Opinion editor’s note: Strib Voices publishes a mix of commentary online and in print each day. To contribute, click here.
•••
The United States sets aside a national holiday for gratitude, even though American culture does little to encourage the practice. We say, “be grateful,” but the advice more easily flows down to people having a hard time rather than upward to those with heated garages filled with fancy equipment. If we could all act on gratitude, we’d be unstoppable. Because gratitude paid forward can sustain every living thing that walks the earth.

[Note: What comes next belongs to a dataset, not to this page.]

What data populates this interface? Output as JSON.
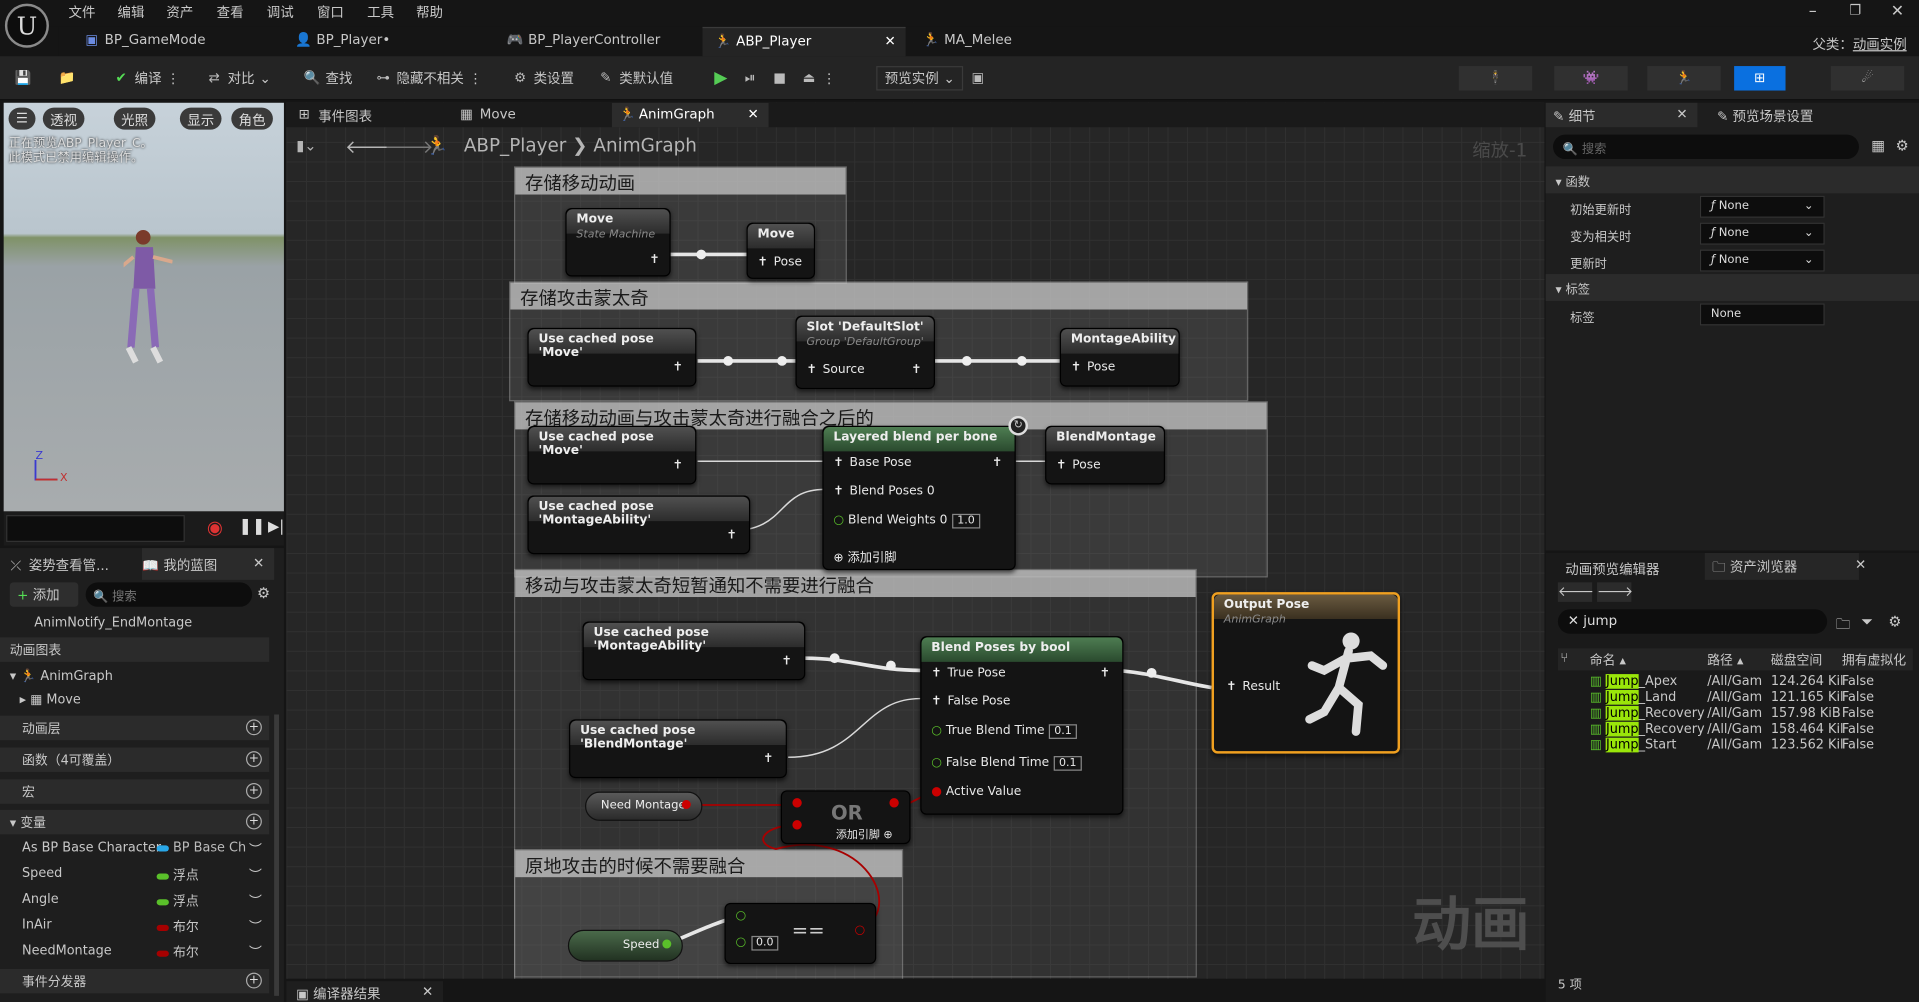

Perhaps we miss this because Thanksgiving coincides with a time of year that is fundamentally sad. Our carefully planted perennials look like road hay. Frogs lie frozen like chicken nuggets at the bottom of an icy pond. Another fall reminds me that my Grandpa Johnson is still gone. By all appearances, so is my youth. Soon enough, we will all be gone. Pass the gravy.
It’s amazing what lasts and what doesn’t. My grandfather and I were close. He wanted a son and had six daughters. I was the first grandson. When I was a kid, he carried me through the streets and bars of Keewatin, Minn., like a prize turkey. He was a town cop and iron miner who had wanted to be a newspaper writer, and I actually got to do that. As an adult, I went with him to the American Legion Veterans Day spaghetti feed, where we both won the Thanksgiving turkeys coveted by every old man in town. It was a random drawing, but our shared success felt like vindication.
Prideful euphoria does not last, however. I think back to the days when my grandpa was dying, years really, and how bitter he became. Regret poured out of him. No fear, no worry, no misdeed, by him or anyone else, went unmentioned. He remembered the shame of his father losing his job on the railroad for drinking, then his own drinking and the hardship it caused. Something about the end of the line brought a desperate sort of remorse. For a long time, this overshadowed my memories of him. But there’s one memory that never stopped glowing like an ember in a cold stove.
I’m a kid and we’re spending another Sunday at Grandma and Grandpa’s house. I walk in the door and Grandpa pins a plastic sheriff’s badge on my shirt. It’s the best thing ever. I run all over the neighborhood, blasting through leaf piles like a dog with the zoomies. But when I get back to the house, the badge is gone. A little scrap of gold, it could be hidden anywhere in the autumnal landscape of an entire town.
I remember crying, not only because of the badge, but because I thought I would disappoint my grandpa. After all, he had appointed me sheriff, a position of considerable responsibility.